Hi, I have found that the workaround those not work if the model has multiple inputs. The following code fails:

import numpy as np
import tensorflow as tf
#strategy = tf.distribute.MirroredStrategy()
strategy = tf.distribute.experimental.MultiWorkerMirroredStrategy()


def generator():
    while True:
        yield [np.ones([10, 10], np.float32), np.ones([10, 10], np.float32)], np.ones([10, 1], np.float32)


with strategy.scope():
    inputA = tf.keras.layers.Input(shape=(10,))
    inputB = tf.keras.layers.Input(shape=(10,))

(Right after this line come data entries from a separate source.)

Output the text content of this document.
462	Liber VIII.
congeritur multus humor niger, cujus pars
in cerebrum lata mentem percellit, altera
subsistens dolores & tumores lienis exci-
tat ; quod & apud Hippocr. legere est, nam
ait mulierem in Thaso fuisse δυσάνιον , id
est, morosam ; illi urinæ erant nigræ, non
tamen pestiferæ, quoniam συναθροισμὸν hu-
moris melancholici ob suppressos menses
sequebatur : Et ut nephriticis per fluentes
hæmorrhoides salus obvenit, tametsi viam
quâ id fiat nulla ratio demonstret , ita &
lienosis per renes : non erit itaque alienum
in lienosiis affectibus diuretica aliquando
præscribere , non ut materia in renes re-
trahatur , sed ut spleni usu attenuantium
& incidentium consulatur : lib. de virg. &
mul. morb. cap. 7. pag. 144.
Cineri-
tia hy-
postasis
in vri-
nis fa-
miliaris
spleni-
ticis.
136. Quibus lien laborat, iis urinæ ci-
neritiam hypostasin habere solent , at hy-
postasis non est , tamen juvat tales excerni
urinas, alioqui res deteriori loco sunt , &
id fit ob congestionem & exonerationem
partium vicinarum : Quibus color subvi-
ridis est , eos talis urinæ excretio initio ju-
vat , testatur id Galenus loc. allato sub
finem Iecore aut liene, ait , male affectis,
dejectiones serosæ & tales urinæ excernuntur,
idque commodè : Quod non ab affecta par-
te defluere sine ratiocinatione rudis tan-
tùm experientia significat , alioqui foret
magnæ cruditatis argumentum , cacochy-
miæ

    output = tf.keras.layers.Concatenate()([inputA, inputB])
    output = tf.keras.layers.Dense(1, input_shape=(10,), activation="relu")(output)
    model = tf.keras.models.Model(inputs=[inputA, inputB], outputs=output)
    model.compile('Adam', 'mae')
    model.fit(generator(), steps_per_epoch=1000, epochs=10)
Traceback (most recent call last):
  File "scripts/distributed_strategy_test/fit_test_multiple_inputs.py", line 20, in <module>
    model.fit(generator(), steps_per_epoch=1000, epochs=10)
  File "/home/gbarbadillo/miniconda3/envs/tino/lib/python3.7/site-packages/tensorflow_core/python/keras/engine/training.py", line 734, in fit
    use_multiprocessing=use_multiprocessing)
  File "/home/gbarbadillo/miniconda3/envs/tino/lib/python3.7/site-packages/tensorflow_core/python/keras/engine/training_v2.py", line 224, in fit
    distribution_strategy=strategy)
  File "/home/gbarbadillo/miniconda3/envs/tino/lib/python3.7/site-packages/tensorflow_core/python/keras/engine/training_v2.py", line 547, in _process_training_inputs
    use_multiprocessing=use_multiprocessing)
  File "/home/gbarbadillo/miniconda3/envs/tino/lib/python3.7/site-packages/tensorflow_core/python/keras/engine/training_v2.py", line 605, in _process_inputs
    use_multiprocessing=use_multiprocessing)
  File "/home/gbarbadillo/miniconda3/envs/tino/lib/python3.7/site-packages/tensorflow_core/python/keras/engine/data_adapter.py", line 550, in __init__
    reassemble, nested_dtypes, output_shapes=nested_shape)
  File "/home/gbarbadillo/miniconda3/envs/tino/lib/python3.7/site-packages/tensorflow_core/python/data/ops/dataset_ops.py", line 540, in from_generator
    output_types, tensor_shape.as_shape, output_shapes)
  File "/home/gbarbadillo/miniconda3/envs/tino/lib/python3.7/site-packages/tensorflow_core/python/data/util/nest.py", line 471, in map_structure_up_to
    results = [func(*tensors) for tensors in zip(*all_flattened_up_to)]
  File "/home/gbarbadillo/miniconda3/envs/tino/lib/python3.7/site-packages/tensorflow_core/python/data/util/nest.py", line 471, in <listcomp>
    results = [func(*tensors) for tensors in zip(*all_flattened_up_to)]
  File "/home/gbarbadillo/miniconda3/envs/tino/lib/python3.7/site-packages/tensorflow_core/python/framework/tensor_shape.py", line 1216, in as_shape
    return TensorShape(shape)
  File "/home/gbarbadillo/miniconda3/envs/tino/lib/python3.7/site-packages/tensorflow_core/python/framework/tensor_shape.py", line 776, in __init__
    self._dims = [as_dimension(d) for d in dims_iter]
  File "/home/gbarbadillo/miniconda3/envs/tino/lib/python3.7/site-packages/tensorflow_core/python/framework/tensor_shape.py", line 776, in <listcomp>
    self._dims = [as_dimension(d) for d in dims_iter]
  File "/home/gbarbadillo/miniconda3/envs/tino/lib/python3.7/site-packages/tensorflow_core/python/framework/tensor_shape.py", line 718, in as_dimension
    return Dimension(value)
  File "/home/gbarbadillo/miniconda3/envs/tino/lib/python3.7/site-packages/tensorflow_core/python/framework/tensor_shape.py", line 193, in __init__
    self._value = int(value)
TypeError: int() argument must be a string, a bytes-like object or a number, not 'tuple'

Should I open a new thread for this issue?

did you solve this?

Please reopen if it doesn’t provide a workaround.